Chicago Critics Film Festival: Benediction Review

Films that present challenges faced in the 20th century speak to me. This is especially true when it comes to issues of power and authority. In these movies, one or more of the characters are typically on a quest to seek some accomplishment. In Benediction, however, it is about acceptance. Benediction is a tale that evokes many emotions, and its introduction is like the opening of a program on The History Channel. By showing war archives, the audience feels they are in the period in which the film is set. For Poet Siegfried Sassoon, the story of Benediction tells a melancholy tale that is one of most beautiful and heavy themes I have seen presented recently in dramatic filmmaking.

Director Terence Davies is known to direct films where emotions run deep. Benediction presents fragments of different emotions in various time frames in the eyes of Sassoon. I experienced mixed emotions throughout the film because I kept wondering what my gut was telling me during the melancholy scenes. The film is audacious with negativity, happiness, and withdrawals. The film portrays a positive outlook, and then heartbreak. That goes on repeatedly, and there is no clear answer for whether Benediction is designed to make its viewers feel upbeat or down. My mind is still boggling from the roller-coaster of mixed feelings in Benediction. Davies is amazingly effective at giving a kick in the head of extreme sadness with this one.

Benediction focuses on Siegfried Sassoon. Jack Lowden plays the young Siegfried and Peter Capaldi plays the old Siegfried. Sassoon is a survivor of the First World War and finds himself in awe in the years after his survival. He grows to be someone critical and vocal regarding the war after his service. He also finds himself frustrated with his relationships. As he navigates relationships with different men in his life, he struggles to come to terms with himself. His emotions can be felt through his poetry in the film. The primary struggle for Sassoon is self-acceptance. With many dark fragments scattered throughout the movie, Benediction is bursting with emotion.

Davies’ portrayal of self-acceptance is the heartbreaker for Sassoon and the film’s viewers. There are moments which show him dealing with anger as he reconnects with people in his life and realizes some have moved on or question him. In a time where sexuality and identity were controversial subjects, Sassoon finds himself enduring the process of self-awareness. By sharing his challenges with those he feels connected to throughout his painful journey, he eventually moves towards self-acceptance.

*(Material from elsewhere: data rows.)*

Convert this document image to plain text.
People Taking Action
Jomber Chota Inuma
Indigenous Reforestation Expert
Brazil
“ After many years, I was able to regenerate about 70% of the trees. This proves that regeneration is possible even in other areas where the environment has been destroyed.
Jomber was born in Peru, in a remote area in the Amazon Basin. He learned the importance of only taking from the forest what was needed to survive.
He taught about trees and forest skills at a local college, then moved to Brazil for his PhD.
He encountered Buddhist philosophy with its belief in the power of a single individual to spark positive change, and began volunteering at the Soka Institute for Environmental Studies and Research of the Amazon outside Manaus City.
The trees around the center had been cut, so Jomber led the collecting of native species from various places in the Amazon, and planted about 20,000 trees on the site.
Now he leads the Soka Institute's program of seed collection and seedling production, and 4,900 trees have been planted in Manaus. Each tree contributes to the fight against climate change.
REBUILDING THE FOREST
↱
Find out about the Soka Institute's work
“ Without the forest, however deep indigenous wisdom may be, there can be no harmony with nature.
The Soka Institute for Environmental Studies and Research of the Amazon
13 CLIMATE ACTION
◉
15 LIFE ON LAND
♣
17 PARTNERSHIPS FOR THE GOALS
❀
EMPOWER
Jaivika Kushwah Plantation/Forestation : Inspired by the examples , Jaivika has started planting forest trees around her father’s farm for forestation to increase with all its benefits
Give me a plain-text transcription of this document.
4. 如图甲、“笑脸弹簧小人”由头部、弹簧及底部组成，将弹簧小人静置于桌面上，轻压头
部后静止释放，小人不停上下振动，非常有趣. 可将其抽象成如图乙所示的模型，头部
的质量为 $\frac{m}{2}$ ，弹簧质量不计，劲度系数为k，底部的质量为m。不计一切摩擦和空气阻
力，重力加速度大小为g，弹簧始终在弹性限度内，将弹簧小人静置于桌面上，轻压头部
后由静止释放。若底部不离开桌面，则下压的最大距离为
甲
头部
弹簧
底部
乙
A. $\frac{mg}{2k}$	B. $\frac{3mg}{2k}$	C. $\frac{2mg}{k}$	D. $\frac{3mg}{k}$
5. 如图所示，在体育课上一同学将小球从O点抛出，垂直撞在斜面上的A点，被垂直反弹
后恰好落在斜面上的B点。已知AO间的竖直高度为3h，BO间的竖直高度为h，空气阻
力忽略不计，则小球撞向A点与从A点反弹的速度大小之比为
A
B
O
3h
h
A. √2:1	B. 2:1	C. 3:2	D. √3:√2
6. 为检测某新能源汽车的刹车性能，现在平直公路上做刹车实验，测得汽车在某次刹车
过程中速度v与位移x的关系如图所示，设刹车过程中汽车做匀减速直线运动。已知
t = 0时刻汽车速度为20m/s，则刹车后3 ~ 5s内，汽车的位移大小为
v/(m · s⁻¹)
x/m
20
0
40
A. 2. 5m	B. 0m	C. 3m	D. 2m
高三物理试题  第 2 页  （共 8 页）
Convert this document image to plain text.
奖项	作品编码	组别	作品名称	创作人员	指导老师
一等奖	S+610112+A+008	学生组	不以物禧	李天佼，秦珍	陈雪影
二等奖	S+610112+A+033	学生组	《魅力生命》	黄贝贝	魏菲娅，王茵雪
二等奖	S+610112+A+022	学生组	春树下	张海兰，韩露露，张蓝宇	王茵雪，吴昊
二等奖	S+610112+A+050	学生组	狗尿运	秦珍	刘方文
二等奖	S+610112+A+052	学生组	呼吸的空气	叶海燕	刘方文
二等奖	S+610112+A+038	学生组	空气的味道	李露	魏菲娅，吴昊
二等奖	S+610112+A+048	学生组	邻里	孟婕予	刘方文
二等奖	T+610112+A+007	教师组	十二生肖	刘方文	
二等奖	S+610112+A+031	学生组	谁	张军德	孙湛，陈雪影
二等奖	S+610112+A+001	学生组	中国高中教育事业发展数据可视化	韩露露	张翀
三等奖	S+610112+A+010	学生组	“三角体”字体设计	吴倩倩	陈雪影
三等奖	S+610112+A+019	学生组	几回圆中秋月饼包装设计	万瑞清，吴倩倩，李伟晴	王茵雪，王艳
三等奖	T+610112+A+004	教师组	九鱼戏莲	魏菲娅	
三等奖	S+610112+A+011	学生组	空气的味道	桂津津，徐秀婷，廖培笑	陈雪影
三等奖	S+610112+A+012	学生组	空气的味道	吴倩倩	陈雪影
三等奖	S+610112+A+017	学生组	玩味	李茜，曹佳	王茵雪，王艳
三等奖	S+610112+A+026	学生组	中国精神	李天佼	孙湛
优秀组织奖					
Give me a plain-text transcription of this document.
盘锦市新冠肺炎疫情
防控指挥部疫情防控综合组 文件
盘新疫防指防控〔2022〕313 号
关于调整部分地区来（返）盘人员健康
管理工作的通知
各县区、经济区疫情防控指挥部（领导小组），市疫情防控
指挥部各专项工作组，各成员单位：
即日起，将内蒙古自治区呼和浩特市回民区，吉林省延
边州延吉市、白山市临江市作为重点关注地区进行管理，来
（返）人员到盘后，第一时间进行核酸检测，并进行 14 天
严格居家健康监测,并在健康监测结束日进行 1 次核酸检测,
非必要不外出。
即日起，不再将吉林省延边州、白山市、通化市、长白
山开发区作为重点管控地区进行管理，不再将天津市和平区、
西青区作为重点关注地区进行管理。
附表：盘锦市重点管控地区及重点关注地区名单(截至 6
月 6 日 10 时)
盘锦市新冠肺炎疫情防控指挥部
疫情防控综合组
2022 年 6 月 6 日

The era of the first World War plays into the movie’s turmoil. Sassoon, in the old and the young version, finds himself exploring past relationships and discovering where things went wrong. Benediction is about having a voice, however, there is ultimately no light for Benediction. The poetic story of Sassoon will grow on the audience. It is not a pleasant film, but it is authentic in the way is showcases self-awareness and acceptance. Lowden and Capaldi both have the emotional acting chops to play Sassoon, and no one directs this film better than Davies. Benediction weaves history, relationships, and politics into an interesting tale of discovery set in a bygone era. Three stars.